Can anyone confirm if there is actually a runtime performance cost to using

let foo: [Int] = []

vs

let foo = [Int]()

As suggested here: https://github.com/nicklockwood/SwiftFormat/issues/1887#issuecomment-3209626590

I'd be surprised if the compiler doesn't just optimize this out somehow, but I don't actually have any basis for that assumption.

[New Rule]: A standard style for empty collection inits · Issue #1887 · nicklockwood/SwiftFormat

Barring other considerations, these two forms mean the same thing for Array and Set: let x: [Int] = [] let x = [Int]() let y: Set<Int> = [] let y = Set<Int>() I don't see a rule to allow preferring...

GitHub

@nicklockwood First is the correct one. If you need to give some default values instead it’s easy to change and aligns nicely with other initialization

Sorry no idea which one is faster though :-)

@nicklockwood have you checked godbolt?
@dlx nope. Good idea
@nicklockwood @dlx for these things I always struggle to come up with examples, because at maximum optimization, the compiler could inline the contents of the array if not empty, too :/

@nicklockwood https://godbolt.org/z/Tsvb8Eh9a

With optimizations on, it _should_ not matter.

Compiler Explorer - Swift (x86-64 swiftc 6.1)

let x: [Int] = [] let y = [Int]()

@nicklockwood I assumed the compiler would treat both the same. I remember there being some stuff way back at the start of switch talking about how type notation was better for compiler speed but that was about it.
Swift Regret: Inferred Property Types

Type inference makes sense for local variables, but not properties or globals.

-dealloc

@nicklockwood @beno For the type-checking: [Int]() is a pretty simple expression, but the compiler does still have to check if it’s a failable initializer, so from another file the Regret still applies (but honestly you will probably barely notice it).

At run time: for Array specifically the compiler will probably special-case the empty literal as an optimization (I haven’t checked recently), but abstractly that’s going through the general “make an Array with these items” path, which may or may not have a special case for 0 items (I believe it does). Whereas init() knows it has zero items and can take shortcuts (if there are any to be taken). Again, though, this really is going to be a micro-optimization, even less important than reserving capacity if you know you’re going to push several items into an array one at a time. And how often do people bother with that?
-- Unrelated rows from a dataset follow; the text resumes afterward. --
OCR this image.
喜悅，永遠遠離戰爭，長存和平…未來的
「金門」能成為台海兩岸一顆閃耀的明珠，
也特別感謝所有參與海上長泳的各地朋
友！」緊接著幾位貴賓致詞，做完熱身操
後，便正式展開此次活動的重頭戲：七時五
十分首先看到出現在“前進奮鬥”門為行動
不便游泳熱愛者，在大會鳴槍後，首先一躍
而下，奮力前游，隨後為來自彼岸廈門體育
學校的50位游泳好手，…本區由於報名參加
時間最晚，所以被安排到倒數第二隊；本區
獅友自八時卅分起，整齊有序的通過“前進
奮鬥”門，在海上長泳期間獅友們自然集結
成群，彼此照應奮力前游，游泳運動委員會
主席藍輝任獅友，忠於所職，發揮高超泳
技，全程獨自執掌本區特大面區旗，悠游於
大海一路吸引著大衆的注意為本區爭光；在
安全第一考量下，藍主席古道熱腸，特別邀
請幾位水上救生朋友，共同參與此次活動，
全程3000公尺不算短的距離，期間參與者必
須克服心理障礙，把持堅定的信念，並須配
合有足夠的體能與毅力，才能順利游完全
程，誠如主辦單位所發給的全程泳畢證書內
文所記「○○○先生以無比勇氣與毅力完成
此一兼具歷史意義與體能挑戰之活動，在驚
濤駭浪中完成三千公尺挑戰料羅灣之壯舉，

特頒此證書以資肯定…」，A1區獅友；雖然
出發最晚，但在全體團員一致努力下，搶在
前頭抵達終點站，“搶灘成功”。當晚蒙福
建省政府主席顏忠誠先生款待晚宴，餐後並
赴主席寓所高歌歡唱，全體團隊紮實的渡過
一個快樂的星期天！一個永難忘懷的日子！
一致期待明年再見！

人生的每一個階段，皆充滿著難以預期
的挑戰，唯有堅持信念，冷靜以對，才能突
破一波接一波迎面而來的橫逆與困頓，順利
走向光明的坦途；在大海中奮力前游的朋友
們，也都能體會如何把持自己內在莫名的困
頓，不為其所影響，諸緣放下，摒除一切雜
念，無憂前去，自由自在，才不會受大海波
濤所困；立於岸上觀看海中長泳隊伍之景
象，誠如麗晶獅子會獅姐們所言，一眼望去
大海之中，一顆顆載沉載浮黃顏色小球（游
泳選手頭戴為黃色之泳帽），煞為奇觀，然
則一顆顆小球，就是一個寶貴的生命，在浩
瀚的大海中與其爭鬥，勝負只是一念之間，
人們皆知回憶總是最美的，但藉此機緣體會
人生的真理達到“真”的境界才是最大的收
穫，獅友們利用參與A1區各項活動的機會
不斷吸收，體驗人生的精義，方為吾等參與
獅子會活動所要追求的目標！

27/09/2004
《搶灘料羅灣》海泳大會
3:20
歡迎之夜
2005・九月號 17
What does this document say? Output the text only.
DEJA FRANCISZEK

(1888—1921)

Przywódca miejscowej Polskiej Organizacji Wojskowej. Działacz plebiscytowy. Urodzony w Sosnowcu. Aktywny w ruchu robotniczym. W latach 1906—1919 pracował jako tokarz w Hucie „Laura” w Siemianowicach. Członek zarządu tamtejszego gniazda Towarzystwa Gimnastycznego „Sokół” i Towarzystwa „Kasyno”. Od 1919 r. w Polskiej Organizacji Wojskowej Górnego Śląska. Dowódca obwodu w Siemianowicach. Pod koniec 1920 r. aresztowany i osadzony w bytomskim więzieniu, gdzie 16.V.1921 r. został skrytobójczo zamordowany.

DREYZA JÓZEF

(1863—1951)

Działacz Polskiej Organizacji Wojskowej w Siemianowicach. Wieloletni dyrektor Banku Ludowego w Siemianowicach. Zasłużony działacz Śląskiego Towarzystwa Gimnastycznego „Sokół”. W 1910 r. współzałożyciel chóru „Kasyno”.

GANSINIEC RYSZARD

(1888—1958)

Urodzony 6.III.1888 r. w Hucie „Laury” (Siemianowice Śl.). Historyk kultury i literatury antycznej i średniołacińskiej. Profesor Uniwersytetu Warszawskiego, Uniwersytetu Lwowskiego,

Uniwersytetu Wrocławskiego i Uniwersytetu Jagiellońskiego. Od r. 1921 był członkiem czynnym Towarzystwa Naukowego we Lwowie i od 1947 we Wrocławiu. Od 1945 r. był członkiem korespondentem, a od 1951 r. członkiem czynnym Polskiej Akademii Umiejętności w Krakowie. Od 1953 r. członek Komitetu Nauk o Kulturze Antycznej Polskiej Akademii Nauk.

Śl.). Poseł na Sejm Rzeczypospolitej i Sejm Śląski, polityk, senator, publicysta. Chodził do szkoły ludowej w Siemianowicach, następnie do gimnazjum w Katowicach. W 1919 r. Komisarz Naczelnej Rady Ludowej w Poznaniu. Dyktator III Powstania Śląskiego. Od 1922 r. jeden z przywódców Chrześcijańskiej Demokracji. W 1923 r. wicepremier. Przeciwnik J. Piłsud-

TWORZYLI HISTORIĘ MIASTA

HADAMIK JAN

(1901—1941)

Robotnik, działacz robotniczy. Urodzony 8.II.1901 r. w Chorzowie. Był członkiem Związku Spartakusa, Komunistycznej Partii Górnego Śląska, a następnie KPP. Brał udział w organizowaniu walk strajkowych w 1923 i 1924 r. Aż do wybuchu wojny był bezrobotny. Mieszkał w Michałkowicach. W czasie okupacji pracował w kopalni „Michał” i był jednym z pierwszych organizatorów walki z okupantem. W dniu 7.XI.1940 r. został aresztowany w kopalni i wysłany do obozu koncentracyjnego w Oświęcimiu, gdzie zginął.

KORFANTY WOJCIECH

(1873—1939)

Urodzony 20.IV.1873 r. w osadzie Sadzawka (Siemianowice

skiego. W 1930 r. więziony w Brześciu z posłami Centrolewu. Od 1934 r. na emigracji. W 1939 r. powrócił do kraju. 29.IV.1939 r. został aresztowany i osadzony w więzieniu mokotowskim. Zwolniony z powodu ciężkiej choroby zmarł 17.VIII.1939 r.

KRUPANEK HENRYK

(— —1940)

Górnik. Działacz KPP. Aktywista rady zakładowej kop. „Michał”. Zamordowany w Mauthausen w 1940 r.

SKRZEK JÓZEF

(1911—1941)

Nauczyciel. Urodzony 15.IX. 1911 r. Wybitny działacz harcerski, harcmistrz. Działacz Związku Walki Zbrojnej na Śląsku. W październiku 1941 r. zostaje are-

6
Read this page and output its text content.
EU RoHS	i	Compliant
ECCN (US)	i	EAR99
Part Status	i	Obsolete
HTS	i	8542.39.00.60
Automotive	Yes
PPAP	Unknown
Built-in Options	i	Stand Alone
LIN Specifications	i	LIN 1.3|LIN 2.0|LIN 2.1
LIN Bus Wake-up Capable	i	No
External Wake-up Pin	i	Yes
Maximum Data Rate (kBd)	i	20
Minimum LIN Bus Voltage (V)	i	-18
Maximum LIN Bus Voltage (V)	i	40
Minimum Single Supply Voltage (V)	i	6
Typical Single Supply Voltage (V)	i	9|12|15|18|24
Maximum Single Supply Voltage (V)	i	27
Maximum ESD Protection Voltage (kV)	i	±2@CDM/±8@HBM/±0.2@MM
@nicklockwood is this a typo, or is there a way to populate an array declared with a “let” keyword?

@a40yostudent it's not a typo, but you are correct there would be no way to add items to the array after declaring it like this.

I could have used var instead - it's not relevant to my question (at least, I don't think it is).

@nicklockwood @a40yostudent Not sure if Swift does this, but in principle, the compiler could probably replace the let-bound array with a constant empty array (and not allocate anything)
@nicklockwood My assumption was that the compiler would have treated both cases identically but a quick test showed different assembly codes for each option.
@joaop yep, that surprises me too. Although I'm not fluent enough in assembly to tell the significance of the differences.

@nicklockwood The main differences there are:
1. let x: [Int] = [] has one additional instruction loading 0 into a register (line 14 on the right)
2. They branch into different initialization routines (line 16 on the left or 17 on the right)

That doesn't necessarily mean it's less efficient though, I didn't inspect the different routines and it's possible the one called by let x = [Int]() will have that additional load internally.

@nicklockwood based on this post, it seems that empty Swift arrays (and dictionaries) are singletons and don’t allocate memory, so shouldn’t cause performance impact https://forums.swift.org/t/short-array-optimisation/68082/2
Short Array optimisation

Empty arrays, dictionaries, and sets use singleton storage objects (example), so they don't actually allocate memory. It is marked an immortal object, so reference-counting operations should be extremely cheap for it. As for small arrays, I guess it just wasn't worth it. String is twice the size of Array (16 bytes vs 8 bytes). I remember there being some debate about this, but it was considered very important and desirable that Array not be any larger than a single pointer (I think the reason m...

Swift Forums
@rileytestut makes sense, although this init pattern is also used for non-empty arrays.
@nicklockwood what’s the alternative in that case though? Allocating an empty array with Array() then appending each element individually?

@nicklockwood There is no difference whatsoever. (It would be a pretty serious stdlib bug if there was any; so please do report if you find otherwise.)

It’s a matter of taste, but I expect most developers find initialization using the empty literal to be more readable — that is why this notation exists. It would be quite a shame if tools discouraged its use.